Publicado: Guatemala, 26 de mayo del 2024
¿Puede una reforma bien intencionada fracasar por ignorar la cultura? Luis Figueroa explica cómo las tradiciones contienen un conocimiento profundo que las políticas públicas no pueden darse el lujo de subestimar.
Paseando iba yo por la calle principal de Chajul, cuando me llamó la atención una señora muy elegante que lucía un chachal galán y la pieza principal de aquel collar era un peso de plata con la efigie de Rafael Carrera. No pude evitar ver con atención la moneda y, al notarlo, la señora me dijo: «Él sí fue buen presidente».
Entonces me di cuenta de lo poco que sabía de «Racacarraca», apodo que le dieron los liberales constructivistas. ¿Por qué ese apodo? Porque se decía que no sabía escribir y que firmaba de esa forma. Pero eso no es cierto.
Como la vida da giros fascinantes, el año pasado mi amiga, Rachel, me regaló Piety, Power and Politics, libro de Douglas Sullivan-Gonzalez. De mis clases de historia más tempranas, recuerdo que uno estudiaba que Mariano Gálvez había fracasado en su gobierno porque había prohibido los enterramientos en las iglesias, había impuesto el Código de Livingston y había sido acusado de envenenar las aguas con Vibrio cholerae. Creo que la historia ha sido injusta con Gálvez y que debería ser mejor valorado.
Algo que no sabía es que Carrera enfrentó revueltas indígenas por sacar los cementerios de las poblaciones y la prohibición de los enterramientos en las iglesias. Yo pensaba que este último asunto se refería a enterramientos eventuales, como los que uno ve en iglesias notables en la ciudad de Guatemala. Pero no… esos enterramientos eran generalizados, se hacían bajo el suelo de las iglesias y en los patios en circunstancias higiénicas deplorables.
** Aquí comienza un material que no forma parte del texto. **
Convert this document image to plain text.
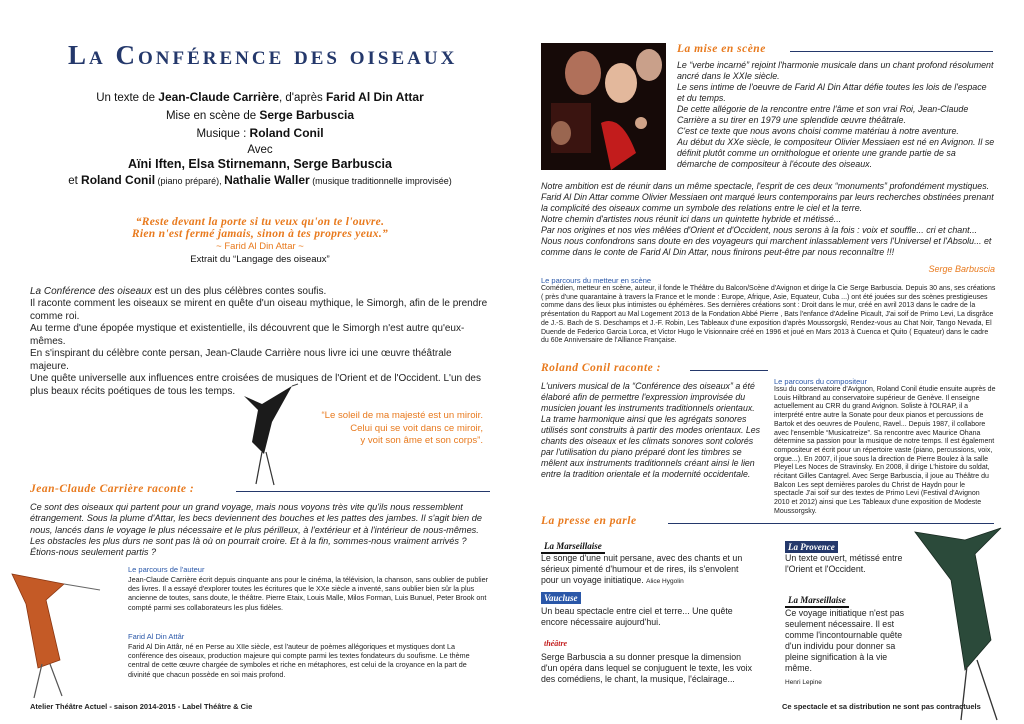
La Conférence des oiseaux
Un texte de Jean-Claude Carrière, d'après Farid Al Din Attar
Mise en scène de Serge Barbuscia
Musique : Roland Conil
Avec
Aïni Iften, Elsa Stirnemann, Serge Barbuscia
et Roland Conil (piano préparé), Nathalie Waller (musique traditionnelle improvisée)
“Reste devant la porte si tu veux qu'on te l'ouvre.
Rien n'est fermé jamais, sinon à tes propres yeux.”
~ Farid Al Din Attar ~
Extrait du “Langage des oiseaux”
La Conférence des oiseaux est un des plus célèbres contes soufis.
Il raconte comment les oiseaux se mirent en quête d'un oiseau mythique, le Simorgh, afin de le prendre comme roi.
Au terme d'une épopée mystique et existentielle, ils découvrent que le Simorgh n'est autre qu'eux-mêmes.
En s'inspirant du célèbre conte persan, Jean-Claude Carrière nous livre ici une œuvre théâtrale majeure.
Une quête universelle aux influences entre croisées de musiques de l'Orient et de l'Occident. L'un des plus beaux récits poétiques de tous les temps.
“Le soleil de ma majesté est un miroir.
Celui qui se voit dans ce miroir,
y voit son âme et son corps”.
Jean-Claude Carrière raconte :
Ce sont des oiseaux qui partent pour un grand voyage, mais nous voyons très vite qu'ils nous ressemblent étrangement. Sous la plume d'Attar, les becs deviennent des bouches et les pattes des jambes. Il s'agit bien de nous, lancés dans le voyage le plus nécessaire et le plus périlleux, à l'extérieur et à l'intérieur de nous-mêmes. Les obstacles les plus durs ne sont pas là où on pourrait croire. Et à la fin, sommes-nous vraiment arrivés ? Étions-nous seulement partis ?
Le parcours de l'auteur
Jean-Claude Carrière écrit depuis cinquante ans pour le cinéma, la télévision, la chanson, sans oublier de publier des livres. Il a essayé d'explorer toutes les écritures que le XXe siècle a inventé, sans oublier bien sûr la plus ancienne de toutes, sans doute, le théâtre. Pierre Etaix, Louis Malle, Milos Forman, Luis Bunuel, Peter Brook ont compté parmi ses collaborateurs les plus fidèles.
Farid Al Din Attâr
Farid Al Din Attâr, né en Perse au XIIe siècle, est l'auteur de poèmes allégoriques et mystiques dont La conférence des oiseaux, production majeure qui compte parmi les textes fondateurs du soufisme. Le thème central de cette œuvre chargée de symboles et riche en métaphores, est celui de la croyance en la part de divinité que chacun possède en soi mais profond.
Atelier Théâtre Actuel - saison 2014-2015 - Label Théâtre & Cie
La mise en scène
Le “verbe incarné” rejoint l'harmonie musicale dans un chant profond résolument ancré dans le XXIe siècle.
Le sens intime de l'oeuvre de Farid Al Din Attar défie toutes les lois de l'espace et du temps.
De cette allégorie de la rencontre entre l'âme et son vrai Roi, Jean-Claude Carrière a su tirer en 1979 une splendide œuvre théâtrale.
C'est ce texte que nous avons choisi comme matériau à notre aventure.
Au début du XXe siècle, le compositeur Olivier Messiaen est né en Avignon. Il se définit plutôt comme un ornithologue et oriente une grande partie de sa démarche de compositeur à l'écoute des oiseaux.
Notre ambition est de réunir dans un même spectacle, l'esprit de ces deux “monuments” profondément mystiques. Farid Al Din Attar comme Olivier Messiaen ont marqué leurs contemporains par leurs recherches obstinées prenant la complicité des oiseaux comme un symbole des relations entre le ciel et la terre.
Notre chemin d'artistes nous réunit ici dans un quintette hybride et métissé...
Par nos origines et nos vies mêlées d'Orient et d'Occident, nous serons à la fois : voix et souffle... cri et chant...
Nous nous confondrons sans doute en des voyageurs qui marchent inlassablement vers l'Universel et l'Absolu... et comme dans le conte de Farid Al Din Attar, nous finirons peut-être par nous reconnaître !!!
Serge Barbuscia
Le parcours du metteur en scène
Comédien, metteur en scène, auteur, il fonde le Théâtre du Balcon/Scène d'Avignon et dirige la Cie Serge Barbuscia. Depuis 30 ans, ses créations ( près d'une quarantaine à travers la France et le monde : Europe, Afrique, Asie, Equateur, Cuba ...) ont été jouées sur des scènes prestigieuses comme dans des lieux plus intimistes ou éphémères. Ses dernières créations sont : Droit dans le mur, créé en avril 2013 dans le cadre de la présentation du Rapport au Mal Logement 2013 de la Fondation Abbé Pierre , Bats l'enfance d'Adeline Picault, J'ai soif de Primo Levi, La disgrâce de J.-S. Bach de S. Deschamps et J.-F. Robin, Les Tableaux d'une exposition d'après Moussorgski, Rendez-vous au Chat Noir, Tango Nevada, El Duende de Federico Garcia Lorca, et Victor Hugo le Visionnaire créé en 1996 et joué en Mars 2013 à Cuenca et Quito ( Equateur) dans le cadre du 60e Anniversaire de l'Alliance Française.
Roland Conil raconte :
L'univers musical de la “Conférence des oiseaux” a été élaboré afin de permettre l'expression improvisée du musicien jouant les instruments traditionnels orientaux. La trame harmonique ainsi que les agrégats sonores utilisés sont construits à partir des modes orientaux. Les chants des oiseaux et les climats sonores sont colorés par l'utilisation du piano préparé dont les timbres se mêlent aux instruments traditionnels créant ainsi le lien entre la tradition orientale et la modernité occidentale.
Le parcours du compositeur
Issu du conservatoire d'Avignon, Roland Conil étudie ensuite auprès de Louis Hiltbrand au conservatoire supérieur de Genève. Il enseigne actuellement au CRR du grand Avignon. Soliste à l'OLRAP, il a interprété entre autre la Sonate pour deux pianos et percussions de Bartok et des oeuvres de Poulenc, Ravel... Depuis 1987, il collabore avec l'ensemble “Musicatreize”. Sa rencontre avec Maurice Ohana détermine sa passion pour la musique de notre temps. Il est également compositeur et écrit pour un répertoire vaste (piano, percussions, voix, orgue...). En 2007, il joue sous la direction de Pierre Boulez à la salle Pleyel Les Noces de Stravinsky. En 2008, il dirige L'histoire du soldat, récitant Gilles Cantagrel. Avec Serge Barbuscia, il joue au Théâtre du Balcon Les sept dernières paroles du Christ de Haydn pour le spectacle J'ai soif sur des textes de Primo Levi (Festival d'Avignon 2010 et 2012) ainsi que Les Tableaux d'une exposition de Modeste Moussorgsky.
La presse en parle
La Marseillaise
Le songe d'une nuit persane, avec des chants et un sérieux pimenté d'humour et de rires, ils s'envolent pour un voyage initiatique. Alice Hygolin
Vaucluse
Un beau spectacle entre ciel et terre... Une quête encore nécessaire aujourd'hui.
théâtre
Serge Barbuscia a su donner presque la dimension d'un opéra dans lequel se conjuguent le texte, les voix des comédiens, le chant, la musique, l'éclairage...
La Provence
Un texte ouvert, métissé entre l'Orient et l'Occident.
La Marseillaise
Ce voyage initiatique n'est pas seulement nécessaire. Il est comme l'incontournable quête d'un individu pour donner sa pleine signification à la vie même.
Henri Lepine
Ce spectacle et sa distribution ne sont pas contractuels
S-G cita a J. L. Stephens, a quien se le heló la sangre durante la sepultura de un niño, debido a que, para que el piso de la iglesia no se hundiera, el enterrador aplastó el cuerpo de forma brutal. En muchos casos, los enterramientos se hacían de forma tan hacinada que emanaban fetidez y ponían en riesgo la salud.
Tanto los liberales constructivistas como los conservadores en tiempos de Carrera enfrentaron revueltas por la prohibición de aquellos enterramientos y por el traslado de los cementerios a las afueras de las poblaciones, ya que a los indígenas les gustaba tener a sus muertos cerca. Esto no sorprende, porque S-G cita a L. Schele y a D. Freidel para explicar que los mayas clásicos enterraban a sus muertos bajo piedras de sus patios, de modo que sus ancestros pudieran estar cerca de los vivos.
Esto no es raro en la humanidad. S-G cuenta que en Francia, entre los siglos XVII y XVIII, los muertos eran enterrados en iglesias y en cementerios bien integrados a las poblaciones, de modo que los muertos continuaran siendo parte de la comunidad. Allá también hubo revueltas, al grito de «¡Muerte al cementerio!», contra las disposiciones revolucionarias que prohibían aquellas prácticas.
¿Por qué te cuento esto? Porque la semana pasada, Ricardo Sondermann ofreció una conferencia sobre W. Churchill en la Universidad Francisco Marroquín y recordó que el Bulldog Británico recomendaba estudiar historia. Esa era mi materia favorita en el colegio y en la universidad; y su estudio, sobre todo cuando uno ve detalles —como las revueltas citadas, que siempre creí que se daban solo en tiempos de los liberales constructivistas, pero que también tuvieron que enfrentar los conservadores—, siempre es fascinante.
Dice S-G que, aunque el triunfo de Carrera benefició algunos intereses de la Iglesia, muchos curas se vieron perjudicados. Por siglos, los clérigos habían lucrado con la religión popular y habían favorecido los enterramientos en las iglesias (a cambio de pagos); pero para 1830 y 1850, el conocimiento científico advertía del peligro sanitario, lo cual no evitaba los enterramientos clandestinos.
¿Qué podemos aprender? Que las reformas que ignoran las normas culturales profundamente arraigadas tienden a fracasar, porque subestiman el conocimiento implícito en las tradiciones. Las intervenciones estatales que buscan imponer soluciones universales, sin considerar el conocimiento local y las tradiciones, suelen generar consecuencias no intencionadas, como revueltas o prácticas clandestinas. La historia, con sus detalles y matices, nos enseña que el cambio debe dialogar con la cultura, no imponerse sobre ella.